You can find the story here in The New Yorker magazine.
First line: "We-my family, I mean-were in bumper-to-bumper traffic on our way to my mother-in-law's house for Sunday lunch when our phones flashed red and the Alert sounded overhead for the second time that day.
Last Line: "Unless the poor thing had only fallen asleep, chased forever through a dog dream."
I had not read anything by Thomas Pierce before reading "This Is an Alert", but I am looking forward to finding more of his work.
This is the story of a woman having Sunday dinner with her husband, her daughter, her mother-n-law, her husband's twin brother, and her niece. It is a routine event, punctuated by irritating Alerts - it is time for people to put on their gas masks and seek shelter.
There is a war being fought in the skies above them, one they cannot see. They must trust the Alerts to warn them - to keep them from harm. But at the same time, there are the similar "wars", undercurrents within the family that cannot be seen. Their feelings "alert" them to the drones that fly through their own inner airspace.
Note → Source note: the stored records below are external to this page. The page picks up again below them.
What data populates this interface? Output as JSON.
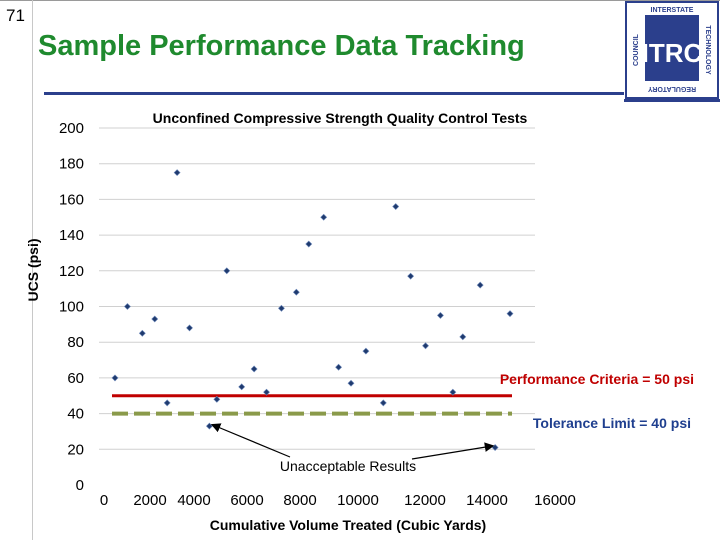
{
  "slide": {
    "number": "71",
    "title": "Sample Performance Data Tracking"
  },
  "logo": {
    "acronym": "ITRC",
    "top_text": "INTERSTATE",
    "left_text": "COUNCIL",
    "right_text": "TECHNOLOGY",
    "bottom_text": "REGULATORY",
    "color": "#2b3f8c"
  },
  "chart_data": {
    "type": "scatter",
    "title": "Unconfined Compressive Strength Quality Control Tests",
    "xlabel": "Cumulative Volume Treated (Cubic Yards)",
    "ylabel": "UCS (psi)",
    "xlim": [
      0,
      16000
    ],
    "ylim": [
      0,
      200
    ],
    "xticks": [
      "0",
      "2000",
      "4000",
      "6000",
      "8000",
      "10000",
      "12000",
      "14000",
      "16000"
    ],
    "yticks": [
      "0",
      "20",
      "40",
      "60",
      "80",
      "100",
      "120",
      "140",
      "160",
      "180",
      "200"
    ],
    "grid": "horizontal",
    "point_color": "#1f3a6e",
    "series": [
      {
        "points": [
          [
            500,
            60
          ],
          [
            1000,
            100
          ],
          [
            1600,
            85
          ],
          [
            2100,
            93
          ],
          [
            2600,
            46
          ],
          [
            3000,
            175
          ],
          [
            3500,
            88
          ],
          [
            4300,
            33
          ],
          [
            4600,
            48
          ],
          [
            5000,
            120
          ],
          [
            5600,
            55
          ],
          [
            6100,
            65
          ],
          [
            6600,
            52
          ],
          [
            7200,
            99
          ],
          [
            7800,
            108
          ],
          [
            8300,
            135
          ],
          [
            8900,
            150
          ],
          [
            9500,
            66
          ],
          [
            10000,
            57
          ],
          [
            10600,
            75
          ],
          [
            11300,
            46
          ],
          [
            11800,
            156
          ],
          [
            12400,
            117
          ],
          [
            13000,
            78
          ],
          [
            13600,
            95
          ],
          [
            14100,
            52
          ],
          [
            14500,
            83
          ],
          [
            15200,
            112
          ],
          [
            15800,
            21
          ],
          [
            16400,
            96
          ]
        ]
      }
    ],
    "reference_lines": [
      {
        "label": "Performance Criteria = 50 psi",
        "value": 50,
        "color": "#c00000",
        "style": "solid"
      },
      {
        "label": "Tolerance Limit = 40 psi",
        "value": 40,
        "color": "#8a9a4a",
        "style": "dashed"
      }
    ],
    "annotation": {
      "text": "Unacceptable Results"
    }
  }
}
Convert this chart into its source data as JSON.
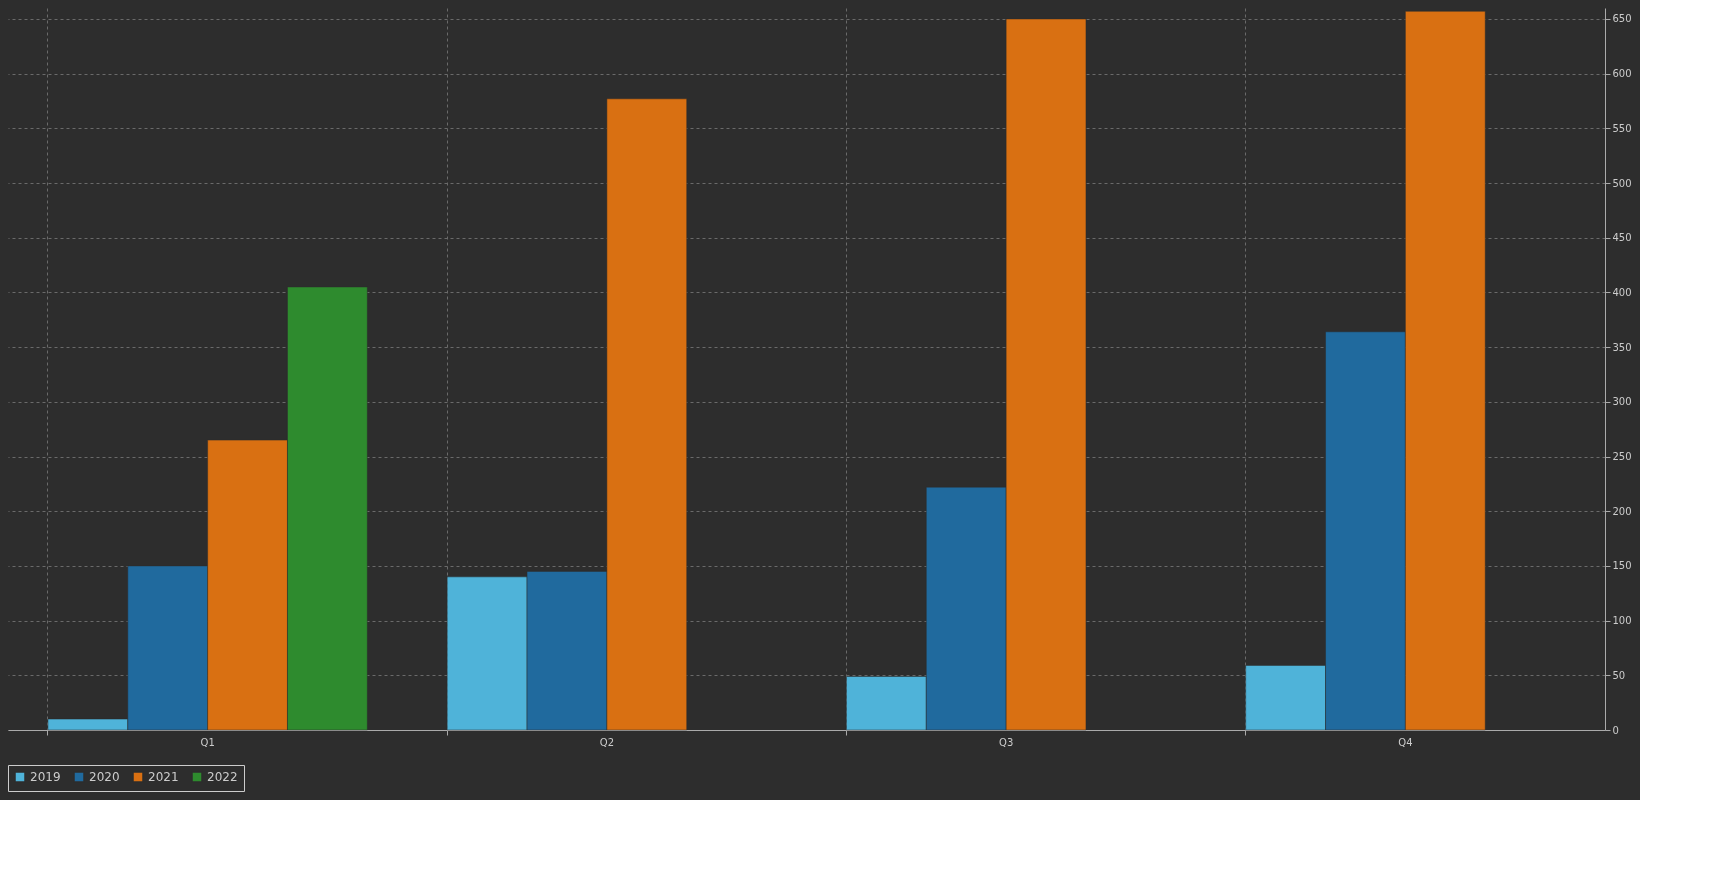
{
  "chart_data": {
    "type": "bar",
    "categories": [
      "Q1",
      "Q2",
      "Q3",
      "Q4"
    ],
    "series": [
      {
        "name": "2019",
        "color": "#4fb3d9",
        "values": [
          10,
          140,
          49,
          59
        ]
      },
      {
        "name": "2020",
        "color": "#206a9e",
        "values": [
          150,
          145,
          222,
          364
        ]
      },
      {
        "name": "2021",
        "color": "#d97012",
        "values": [
          265,
          577,
          650,
          657
        ]
      },
      {
        "name": "2022",
        "color": "#2e8b2e",
        "values": [
          405,
          null,
          null,
          null
        ]
      }
    ],
    "ylim": [
      0,
      660
    ],
    "yticks": [
      0,
      50,
      100,
      150,
      200,
      250,
      300,
      350,
      400,
      450,
      500,
      550,
      600,
      650
    ],
    "grid": true,
    "legend": "bottom"
  }
}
I was drawn in and led through, an observer, completely accepting of the normal and everyday details of their lives. This story could take place tomorrow or maybe it even happened yesterday.
Chekhov would be pleased. This story merely "records" the problems of the characters yet poses no solution.
There are unanswered questions when the story ends, but I was wholly satisfied with this well-told tale.